Welcome to Aspects of Advanced Analytics
Description: Big Data is being collected in ever larger amounts, e.g., from the (geo-social) web, sensors/IoT devices in cyber-physical systems, or scientific experiments. However, it is necessary to go beyond merely storing and querying data to get the full benefit. Instead, advanced analytics (data mining, prediction, forecasting,..) is applied to the huge data volumes to extract trends and patterns, and use historical data to predict future events, so-called predictive analytics. Recently, optimization has been added on top, resulting in so-called prescriptive analytics that prescribes the best course of action given the data and associated predictions and optimization goals.

Traditional data analytics systems do not scale, and/or support only some of the tasks, or do not support the deep requirements for specific types of data, resulting in poor scalability, poor developer productivity and/or lack of functionality.

This course will cover selected aspects of advanced analytics including concepts, algorithms, and systems. The course will feature a mix of theoretical concepts and algorithms with practical hands-on exercises using specific advanced analytics systems on a number of realistic case datasets, focusing on the application area of energy analytics.

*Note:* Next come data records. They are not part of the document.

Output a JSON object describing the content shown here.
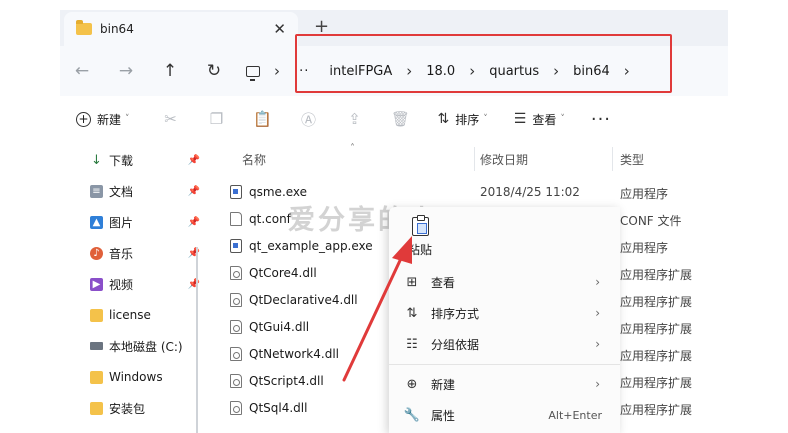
{
  "tab": {
    "title": "bin64",
    "close": "✕",
    "new": "+"
  },
  "address": {
    "back": "←",
    "forward": "→",
    "up": "↑",
    "refresh": "↻",
    "sep": "›",
    "crumbs": [
      "···",
      "intelFPGA",
      "18.0",
      "quartus",
      "bin64"
    ]
  },
  "toolbar": {
    "new_label": "新建",
    "sort_label": "排序",
    "view_label": "查看",
    "more": "···"
  },
  "sidebar": {
    "items": [
      {
        "label": "下载",
        "icon": "download-icon",
        "pinned": true
      },
      {
        "label": "文档",
        "icon": "document-icon",
        "pinned": true
      },
      {
        "label": "图片",
        "icon": "picture-icon",
        "pinned": true
      },
      {
        "label": "音乐",
        "icon": "music-icon",
        "pinned": true
      },
      {
        "label": "视频",
        "icon": "video-icon",
        "pinned": true
      },
      {
        "label": "license",
        "icon": "folder-icon",
        "pinned": false
      },
      {
        "label": "本地磁盘 (C:)",
        "icon": "drive-icon",
        "pinned": false
      },
      {
        "label": "Windows",
        "icon": "folder-icon",
        "pinned": false
      },
      {
        "label": "安装包",
        "icon": "folder-icon",
        "pinned": false
      }
    ]
  },
  "columns": {
    "name": "名称",
    "date": "修改日期",
    "type": "类型"
  },
  "files": [
    {
      "name": "qsme.exe",
      "date": "2018/4/25 11:02",
      "type": "应用程序",
      "kind": "exe"
    },
    {
      "name": "qt.conf",
      "date": "",
      "type": "CONF 文件",
      "kind": "doc"
    },
    {
      "name": "qt_example_app.exe",
      "date": "",
      "type": "应用程序",
      "kind": "exe"
    },
    {
      "name": "QtCore4.dll",
      "date": "",
      "type": "应用程序扩展",
      "kind": "dll"
    },
    {
      "name": "QtDeclarative4.dll",
      "date": "",
      "type": "应用程序扩展",
      "kind": "dll"
    },
    {
      "name": "QtGui4.dll",
      "date": "",
      "type": "应用程序扩展",
      "kind": "dll"
    },
    {
      "name": "QtNetwork4.dll",
      "date": "",
      "type": "应用程序扩展",
      "kind": "dll"
    },
    {
      "name": "QtScript4.dll",
      "date": "",
      "type": "应用程序扩展",
      "kind": "dll"
    },
    {
      "name": "QtSql4.dll",
      "date": "",
      "type": "应用程序扩展",
      "kind": "dll"
    }
  ],
  "watermark": "爱分享的小王",
  "context_menu": {
    "paste": "粘贴",
    "items": [
      {
        "label": "查看",
        "icon": "grid-icon",
        "arrow": "›"
      },
      {
        "label": "排序方式",
        "icon": "sort-icon",
        "arrow": "›"
      },
      {
        "label": "分组依据",
        "icon": "group-icon",
        "arrow": "›"
      },
      {
        "label": "新建",
        "icon": "plus-circle-icon",
        "arrow": "›"
      },
      {
        "label": "属性",
        "icon": "wrench-icon",
        "shortcut": "Alt+Enter"
      }
    ]
  },
  "colors": {
    "annotation": "#e03a3a",
    "folder": "#f4c24a"
  }
}
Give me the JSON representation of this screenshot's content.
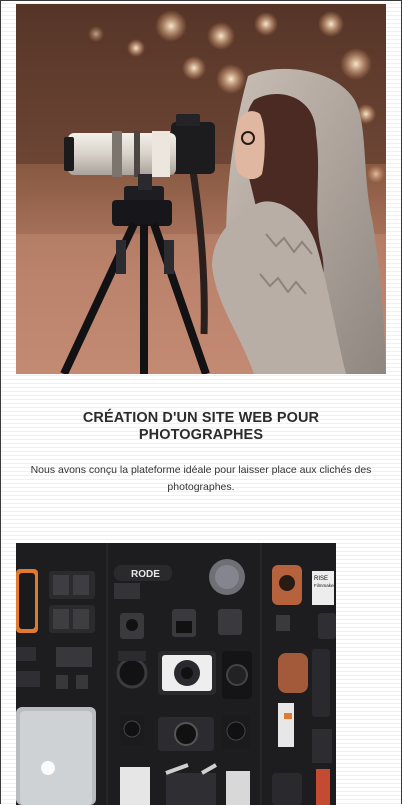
{
  "project": {
    "title": "CRÉATION D'UN SITE WEB POUR PHOTOGRAPHES",
    "description": "Nous avons conçu la plateforme idéale pour laisser place aux clichés des photographes.",
    "image_icon": "photographer-with-camera-tripod-photo"
  },
  "next_project": {
    "image_icon": "camera-gear-flatlay-photo",
    "gear_label": "RODE",
    "box_label_1": "RISE",
    "box_label_2": "Filmmaker"
  },
  "colors": {
    "title": "#2b2b2b",
    "text": "#333333",
    "border": "#3a3a3a"
  }
}
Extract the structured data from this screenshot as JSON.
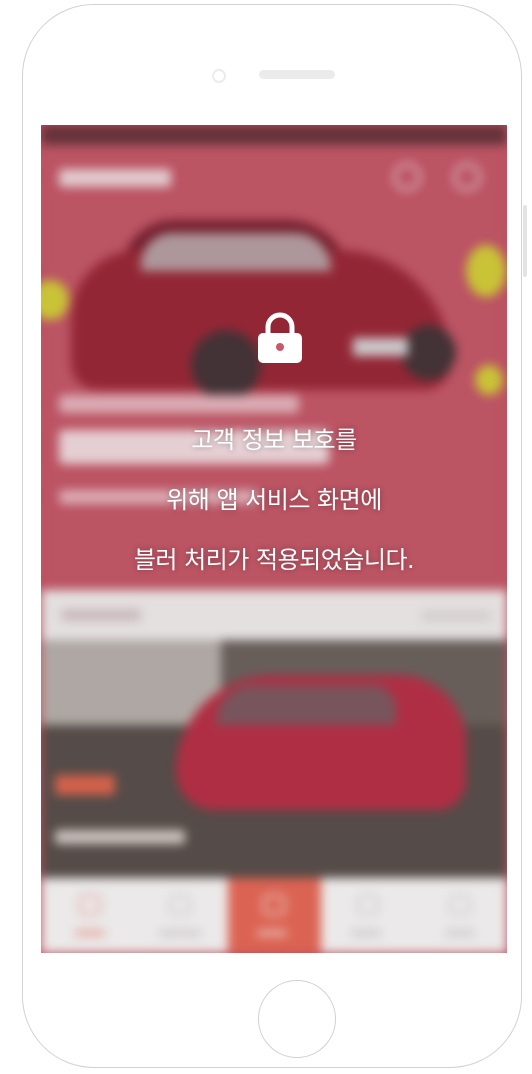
{
  "notice": {
    "line1": "고객 정보 보호를",
    "line2": "위해 앱 서비스 화면에",
    "line3": "블러 처리가 적용되었습니다."
  },
  "icons": {
    "lock": "lock-icon"
  },
  "colors": {
    "hero_background": "#c7596a",
    "tab_highlight": "#ea6a58",
    "notice_text": "#ffffff"
  }
}
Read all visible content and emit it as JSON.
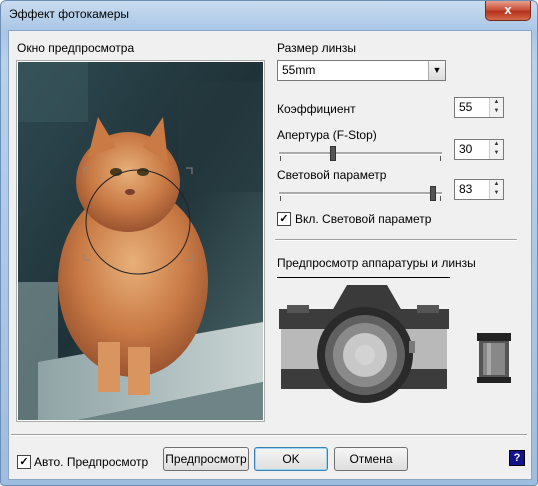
{
  "window": {
    "title": "Эффект фотокамеры",
    "close_glyph": "x"
  },
  "preview": {
    "label": "Окно предпросмотра"
  },
  "lens": {
    "label": "Размер линзы",
    "value": "55mm"
  },
  "coefficient": {
    "label": "Коэффициент",
    "value": "55"
  },
  "aperture": {
    "label": "Апертура (F-Stop)",
    "value": "30",
    "level": 0.33
  },
  "light": {
    "label": "Световой параметр",
    "value": "83",
    "level": 0.95
  },
  "light_toggle": {
    "label": "Вкл. Световой параметр",
    "checked": true
  },
  "hardware": {
    "label": "Предпросмотр аппаратуры и линзы"
  },
  "footer": {
    "auto_preview_label": "Авто. Предпросмотр",
    "auto_preview_checked": true,
    "preview_button": "Предпросмотр",
    "ok_button": "OK",
    "cancel_button": "Отмена",
    "help_glyph": "?"
  },
  "colors": {
    "title_bg": "#b8d1ec",
    "client_bg": "#f0f0f0",
    "close_red": "#c9533b",
    "help_blue": "#14148a"
  }
}
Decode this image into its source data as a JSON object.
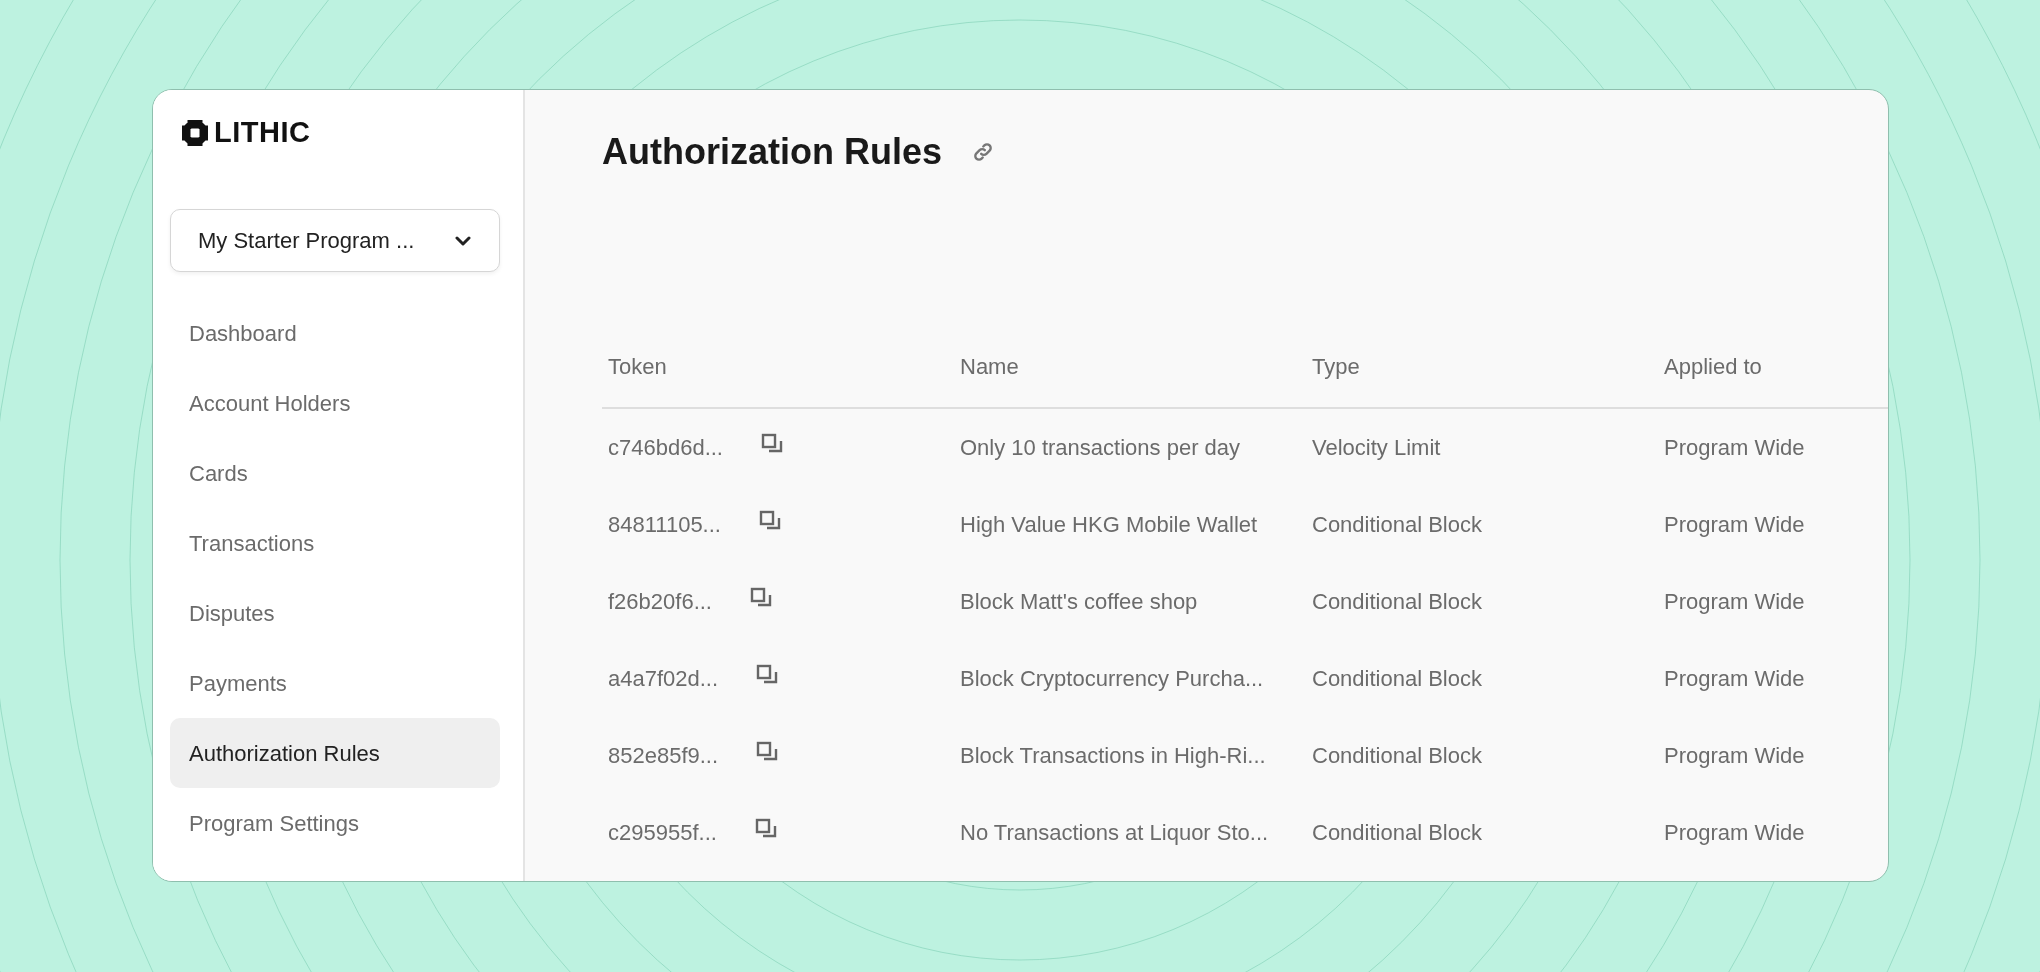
{
  "sidebar": {
    "logo": "LITHIC",
    "program_selector": {
      "value": "My Starter Program ..."
    },
    "items": [
      {
        "label": "Dashboard",
        "selected": false
      },
      {
        "label": "Account Holders",
        "selected": false
      },
      {
        "label": "Cards",
        "selected": false
      },
      {
        "label": "Transactions",
        "selected": false
      },
      {
        "label": "Disputes",
        "selected": false
      },
      {
        "label": "Payments",
        "selected": false
      },
      {
        "label": "Authorization Rules",
        "selected": true
      },
      {
        "label": "Program Settings",
        "selected": false
      }
    ]
  },
  "page": {
    "title": "Authorization Rules"
  },
  "table": {
    "columns": [
      "Token",
      "Name",
      "Type",
      "Applied to"
    ],
    "rows": [
      [
        "c746bd6d...",
        "Only 10 transactions per day",
        "Velocity Limit",
        "Program Wide"
      ],
      [
        "84811105...",
        "High Value HKG Mobile Wallet",
        "Conditional Block",
        "Program Wide"
      ],
      [
        "f26b20f6...",
        "Block Matt's coffee shop",
        "Conditional Block",
        "Program Wide"
      ],
      [
        "a4a7f02d...",
        "Block Cryptocurrency Purcha...",
        "Conditional Block",
        "Program Wide"
      ],
      [
        "852e85f9...",
        "Block Transactions in High-Ri...",
        "Conditional Block",
        "Program Wide"
      ],
      [
        "c295955f...",
        "No Transactions at Liquor Sto...",
        "Conditional Block",
        "Program Wide"
      ]
    ]
  }
}
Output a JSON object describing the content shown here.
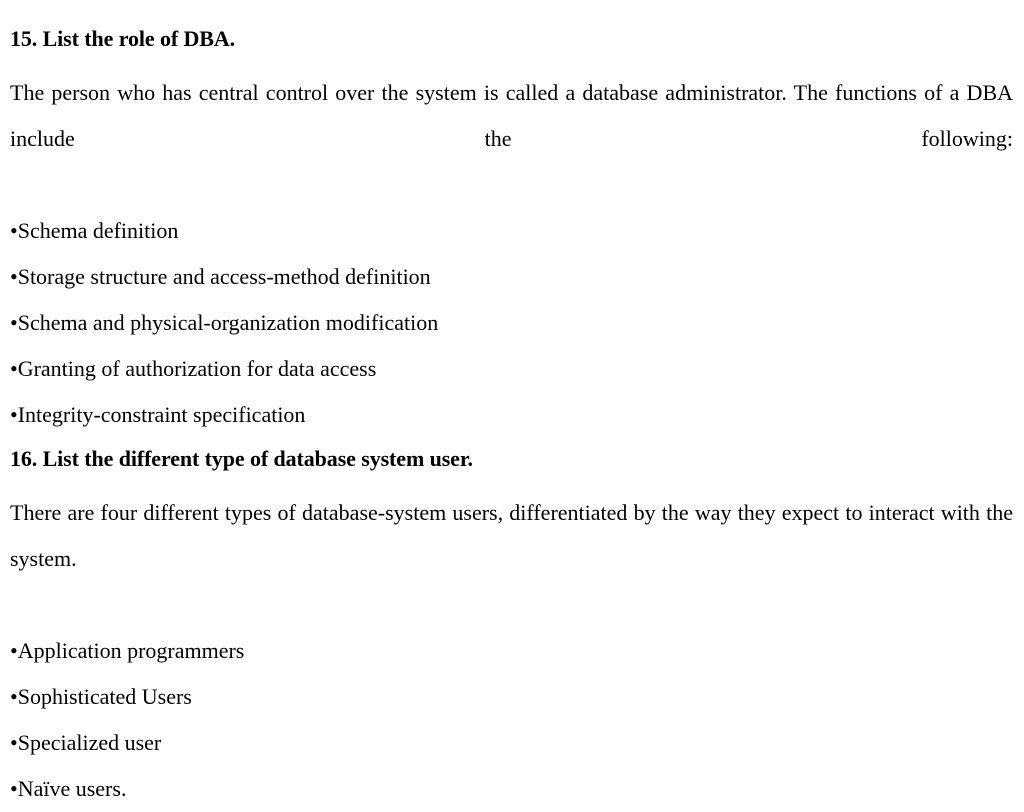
{
  "document": {
    "background_color": "#ffffff",
    "text_color": "#000000",
    "bullet_glyph": "•"
  },
  "blocks": [
    {
      "id": "q15",
      "heading": "15. List the role of DBA.",
      "paragraph": "The person who has central control over the system is called a database administrator. The functions of a DBA include the following:",
      "bullets": [
        "Schema definition",
        "Storage structure and access-method definition",
        "Schema and physical-organization modification",
        "Granting of authorization for data access",
        "Integrity-constraint specification"
      ]
    },
    {
      "id": "q16",
      "heading": "16. List the different type of database system user.",
      "paragraph": "There are four different types of database-system users, differentiated by the way they expect to interact with the system.",
      "bullets": [
        "Application programmers",
        "Sophisticated Users",
        "Specialized user",
        "Naïve users."
      ]
    }
  ]
}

Prerequisites: A general background in computer science, and general familiarity with database management and analytics is expected. In specific, students are required to possess following knowledge:

  • Mandatory:
    • Linear algebra: linear equations, vector and matrix operations
    • Database systems: relational data model, SQL, DBMS internals/query processing
    • Algorithms and data structures: basic algorithms (e.g., sort, search) and data structures (e.g., list, tree, table), and basic knowledge of designing and analyzing algorithms
    • Programming languages: know at least one of the following: Python/Java/C-C++
  • Preferable:
    • Distributed computing: concepts of distributed systems, Cloud Computing, MapReduce and big data tools (e.g., Hadoop, Hive, Pig, Spark)
    • Machine learning: basic algorithms of classification (e.g., regression, SVM, neural networks), clustering (e.g., k means, kNN)
    • Optimization: linear/integer programming
    • Time series forecasting: forecasting models for time series such as ETS models, ARIMA models
    • Other scripting languages and tools: R/Matlab

Learning objectives: The objectives of the course are to provide students with a working understanding of concepts, algorithms and systems for selected aspects of advanced analytics, with an application focus on energy analytics.

Organizer: Professor Torben Bach Pedersen, email: tbp@cs.aau.dk

Lecturers: Associate Professor Lukasz Golab, University of Waterloo and post docs Thi Thao Nguyen Ho and Laurynas Siksnys, AAU.

ECTS: 2

Time: December 5-7, 2017

Place: Selma Lagerløfsvej 300, room 0.2.90. 

Zip code: 9220

City: Aalborg Ø

Number of seats: 20

Deadline: 20 October 2017

Important information concerning PhD courses We have over some time experienced problems with no-show for both project and general courses. It has now reached a point where we are forced to take action. Therefore, the Doctoral School has decided to introduce a no-show fee of DKK 5,000 for each course where the student does not show up. Cancellations are accepted no later than 2 weeks before start of the course. Registered illness is of course an acceptable reason for not showing up on those days. Furthermore, all courses open for registration approximately three months before start. This can hopefully also provide new students a chance to register for courses during the year. We look forward to your registrations.